Sous la Restauration encore, plus d’un maître d’école alsacien n’en savait
pas un mot. Pour ce qui est du cas singulier de germanisation que je
viens de décrire, les autorités de l’ancien régime n’en avaient pris aucun
souci. En ce temps là on laissait les choses à leur cours naturel et les
populations à leurs préférences; on ne croyait pas, du moins en France,
que la grandeur de l’État et l’attachement des sujets dépendissent de
leur façon de s’exprimer. Par contre, jamais il ne s’est vu autant de choses
obligatoires, autant d’ingérence de l’État dans la vie privée que dans
notre siècle de libéralisme. Quoiqu’il en soit, ce point était curieux à
noter, que les gens de Thannenkirch, étant allemands, parlaient français,
et que, devenus français, ils se sont trouvés parler allemand.
Gomme dernier vestige une coutume atteste encore les origines et les
anciennes conditions de Thannenkirch. C’est, à la Sainte-Anne, l’affluence
des pèlerins de langue française, venus d’au-delà des monts, pendant que
cette solennité laisse indifférente la population du vignoble, où c’est
l’allemand qui est parlé. Longtemps on a prêché ce jour là un sermon
français, usage qui fut abandonné, on ne voit pas pourquoi, vers 1865.

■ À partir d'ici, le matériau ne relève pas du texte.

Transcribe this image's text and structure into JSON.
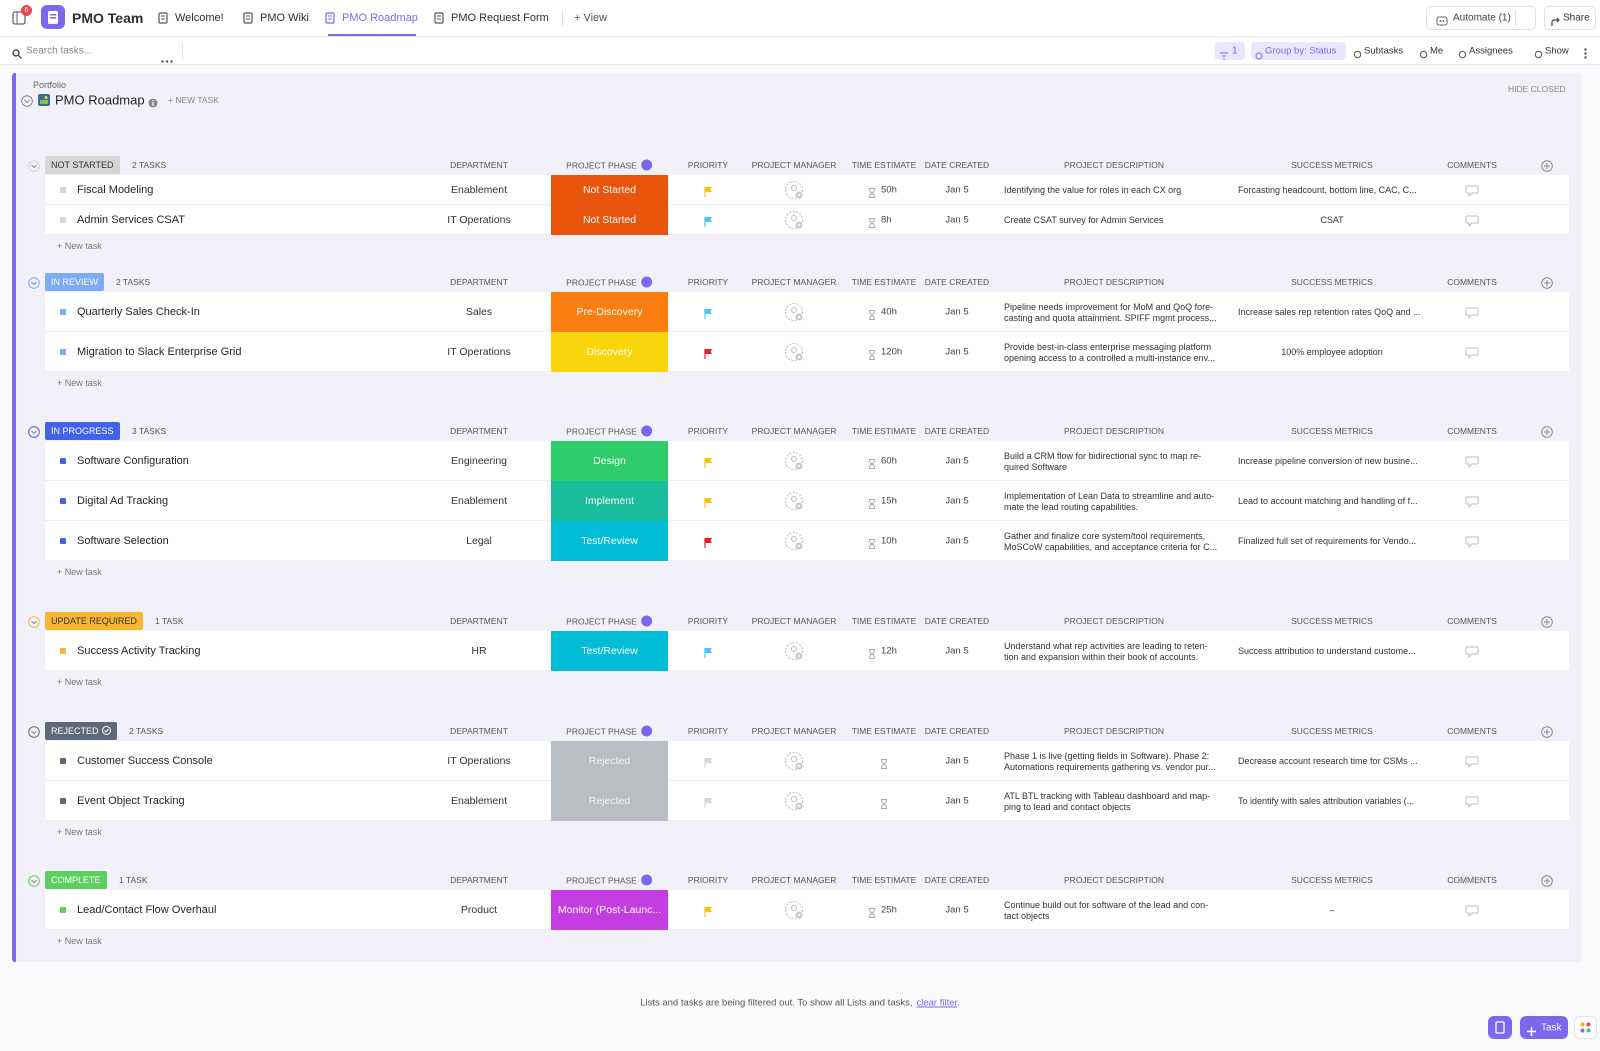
{
  "header": {
    "badge": "6",
    "workspace": "PMO Team",
    "tabs": [
      "Welcome!",
      "PMO Wiki",
      "PMO Roadmap",
      "PMO Request Form"
    ],
    "active_tab": 2,
    "add_view": "+ View",
    "automate": "Automate (1)",
    "share": "Share"
  },
  "toolbar": {
    "search": "Search tasks...",
    "filter_count": "1",
    "group_by": "Group by: Status",
    "subtasks": "Subtasks",
    "me": "Me",
    "assignees": "Assignees",
    "show": "Show"
  },
  "list": {
    "breadcrumb": "Portfolio",
    "title": "PMO Roadmap",
    "new_task": "+ NEW TASK",
    "hide_closed": "HIDE CLOSED",
    "add_task": "+ New task",
    "columns": [
      "DEPARTMENT",
      "PROJECT PHASE",
      "PRIORITY",
      "PROJECT MANAGER",
      "TIME ESTIMATE",
      "DATE CREATED",
      "PROJECT DESCRIPTION",
      "SUCCESS METRICS",
      "COMMENTS"
    ],
    "groups": [
      {
        "status": "NOT STARTED",
        "count": "2 TASKS",
        "color": "#d6d6d6",
        "text_color": "#333333",
        "tasks": [
          {
            "name": "Fiscal Modeling",
            "department": "Enablement",
            "phase": "Not Started",
            "phase_color": "#e8540c",
            "flag_color": "#f9c513",
            "time": "50h",
            "date": "Jan 5",
            "description": [
              "Identifying the value for roles in each CX org"
            ],
            "metrics": "Forcasting headcount, bottom line, CAC, C..."
          },
          {
            "name": "Admin Services CSAT",
            "department": "IT Operations",
            "phase": "Not Started",
            "phase_color": "#e8540c",
            "flag_color": "#4fc3f7",
            "time": "8h",
            "date": "Jan 5",
            "description": [
              "Create CSAT survey for Admin Services"
            ],
            "metrics": "CSAT"
          }
        ]
      },
      {
        "status": "IN REVIEW",
        "count": "2 TASKS",
        "color": "#7baaf7",
        "text_color": "#ffffff",
        "tasks": [
          {
            "name": "Quarterly Sales Check-In",
            "department": "Sales",
            "phase": "Pre-Discovery",
            "phase_color": "#fb7d0f",
            "flag_color": "#4fc3f7",
            "time": "40h",
            "date": "Jan 5",
            "description": [
              "Pipeline needs improvement for MoM and QoQ fore-",
              "casting and quota attainment.  SPIFF mgmt process..."
            ],
            "metrics": "Increase sales rep retention rates QoQ and ..."
          },
          {
            "name": "Migration to Slack Enterprise Grid",
            "department": "IT Operations",
            "phase": "Discovery",
            "phase_color": "#f7d50a",
            "flag_color": "#e62020",
            "time": "120h",
            "date": "Jan 5",
            "description": [
              "Provide best-in-class enterprise messaging platform",
              "opening access to a controlled a multi-instance env..."
            ],
            "metrics": "100% employee adoption"
          }
        ]
      },
      {
        "status": "IN PROGRESS",
        "count": "3 TASKS",
        "color": "#4262ea",
        "text_color": "#ffffff",
        "tasks": [
          {
            "name": "Software Configuration",
            "department": "Engineering",
            "phase": "Design",
            "phase_color": "#2ecc6b",
            "flag_color": "#f9c513",
            "time": "60h",
            "date": "Jan 5",
            "description": [
              "Build a CRM flow for bidirectional sync to map re-",
              "quired Software"
            ],
            "metrics": "Increase pipeline conversion of new busine..."
          },
          {
            "name": "Digital Ad Tracking",
            "department": "Enablement",
            "phase": "Implement",
            "phase_color": "#1bbc9b",
            "flag_color": "#f9c513",
            "time": "15h",
            "date": "Jan 5",
            "description": [
              "Implementation of Lean Data to streamline and auto-",
              "mate the lead routing capabilities."
            ],
            "metrics": "Lead to account matching and handling of f..."
          },
          {
            "name": "Software Selection",
            "department": "Legal",
            "phase": "Test/Review",
            "phase_color": "#00bcd4",
            "flag_color": "#e62020",
            "time": "10h",
            "date": "Jan 5",
            "description": [
              "Gather and finalize core system/tool requirements,",
              "MoSCoW capabilities, and acceptance criteria for C..."
            ],
            "metrics": "Finalized full set of requirements for Vendo..."
          }
        ]
      },
      {
        "status": "UPDATE REQUIRED",
        "count": "1 TASK",
        "color": "#f8b731",
        "text_color": "#333333",
        "tasks": [
          {
            "name": "Success Activity Tracking",
            "department": "HR",
            "phase": "Test/Review",
            "phase_color": "#00bcd4",
            "flag_color": "#4fc3f7",
            "time": "12h",
            "date": "Jan 5",
            "description": [
              " Understand what rep activities are leading to reten-",
              "tion and expansion within their book of accounts."
            ],
            "metrics": "Success attribution to understand custome..."
          }
        ]
      },
      {
        "status": "REJECTED",
        "count": "2 TASKS",
        "color": "#5d6979",
        "text_color": "#ffffff",
        "tasks": [
          {
            "name": "Customer Success Console",
            "department": "IT Operations",
            "phase": "Rejected",
            "phase_color": "#b9bec3",
            "flag_color": "#d3d6d9",
            "time": null,
            "date": "Jan 5",
            "description": [
              "Phase 1 is live (getting fields in Software).  Phase 2:",
              "Automations requirements gathering vs. vendor pur..."
            ],
            "metrics": "Decrease account research time for CSMs ..."
          },
          {
            "name": "Event Object Tracking",
            "department": "Enablement",
            "phase": "Rejected",
            "phase_color": "#b9bec3",
            "flag_color": "#d3d6d9",
            "time": null,
            "date": "Jan 5",
            "description": [
              "ATL BTL tracking with Tableau dashboard and map-",
              "ping to lead and contact objects"
            ],
            "metrics": "To identify with sales attribution variables (..."
          }
        ]
      },
      {
        "status": "COMPLETE",
        "count": "1 TASK",
        "color": "#5ccf5f",
        "text_color": "#ffffff",
        "tasks": [
          {
            "name": "Lead/Contact Flow Overhaul",
            "department": "Product",
            "phase": "Monitor (Post-Launc...",
            "phase_color": "#c33de0",
            "flag_color": "#f9c513",
            "time": "25h",
            "date": "Jan 5",
            "description": [
              "Continue build out for software of the lead and con-",
              "tact objects"
            ],
            "metrics": "–"
          }
        ]
      }
    ]
  },
  "footer": {
    "message": "Lists and tasks are being filtered out. To show all Lists and tasks,",
    "link": "clear filter",
    "end": ".",
    "task_button": "Task"
  }
}
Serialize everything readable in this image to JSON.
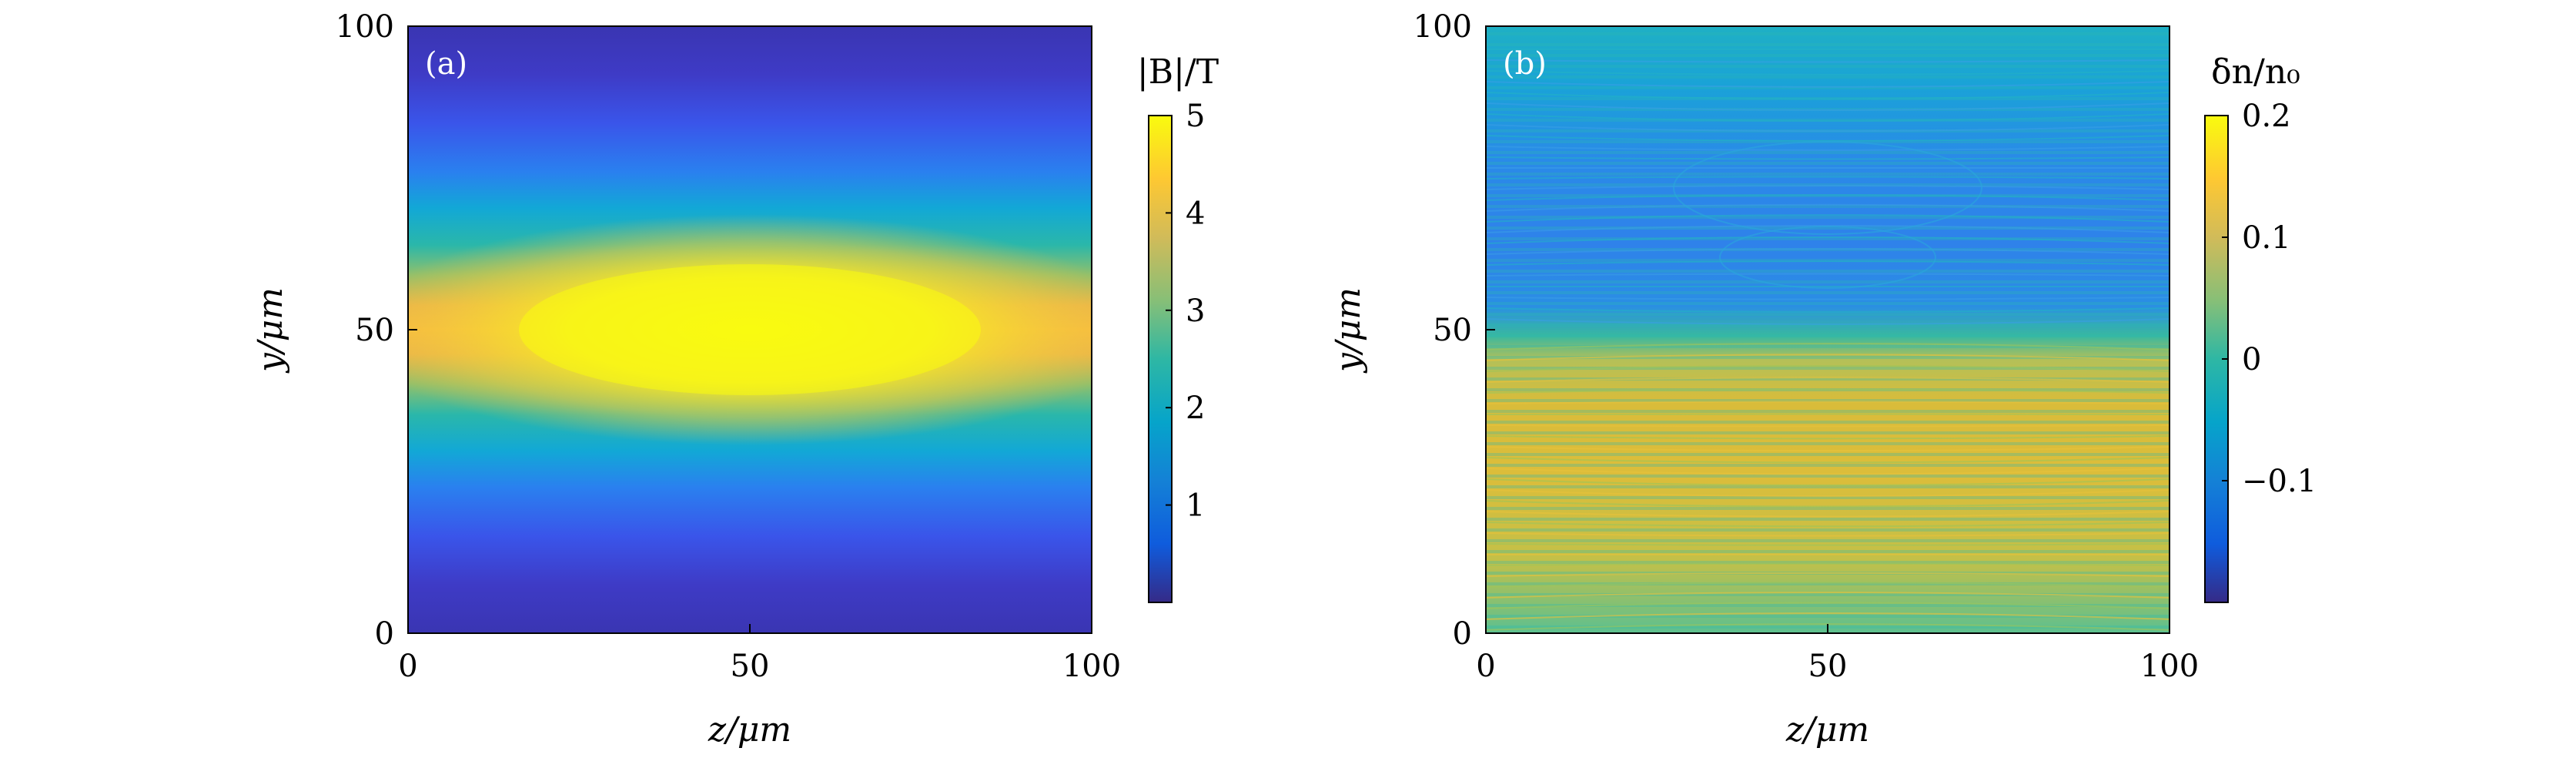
{
  "chart_data": [
    {
      "type": "heatmap",
      "panel_label": "(a)",
      "xlabel": "z/μm",
      "ylabel": "y/μm",
      "xlim": [
        0,
        100
      ],
      "ylim": [
        0,
        100
      ],
      "xticks": [
        "0",
        "50",
        "100"
      ],
      "yticks": [
        "0",
        "50",
        "100"
      ],
      "colorbar": {
        "title": "|B|/T",
        "range": [
          0,
          5
        ],
        "ticks": [
          "1",
          "2",
          "3",
          "4",
          "5"
        ],
        "colormap": "parula"
      },
      "field": {
        "description_values": {
          "peak_value": 5,
          "peak_location": {
            "z": 50,
            "y": 50
          },
          "center_z": 50,
          "center_y": 50,
          "edge_value_at_y_center_z0": 4.1,
          "min_value": 0.1
        }
      }
    },
    {
      "type": "heatmap",
      "panel_label": "(b)",
      "xlabel": "z/μm",
      "ylabel": "y/μm",
      "xlim": [
        0,
        100
      ],
      "ylim": [
        0,
        100
      ],
      "xticks": [
        "0",
        "50",
        "100"
      ],
      "yticks": [
        "0",
        "50",
        "100"
      ],
      "colorbar": {
        "title": "δn/n₀",
        "range": [
          -0.2,
          0.2
        ],
        "ticks": [
          "−0.1",
          "0",
          "0.1",
          "0.2"
        ],
        "colormap": "parula"
      },
      "field": {
        "description_values": {
          "upper_half_mean": -0.1,
          "lower_half_mean": 0.14,
          "boundary_y": 47,
          "oscillation_max": 0.2,
          "oscillation_min": -0.2
        }
      }
    }
  ]
}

On pourrait, pour clore l’histoire de Thannenkirch, rapporter un fait
qui lui serait d’assez grand honneur, à le supposer bien authentique. On
le racontait jadis à Bergheim; le souvenir en est aujourd’hui perdu. En
1814, à la suite de l’engagement où les dragons d’Espagne maltraitèrent
si fort les cosaques dans la forêt de Sainte-Croix, la cavalerie française
s’étant repliée pour rejoindre Napoléon sur la Marne, les cosaques s’avan-
cèrent jusqu’à Bergheim, et de là se portèrent vers Thannenkirch. Mais les
habitants, groupés au haut de l’escarpement qu’il faut gravir pour aborder
le village, et armés à leur manière, auraient intimidé les envahisseurs et
leur fait tourner bride.
B. XX. — (M.)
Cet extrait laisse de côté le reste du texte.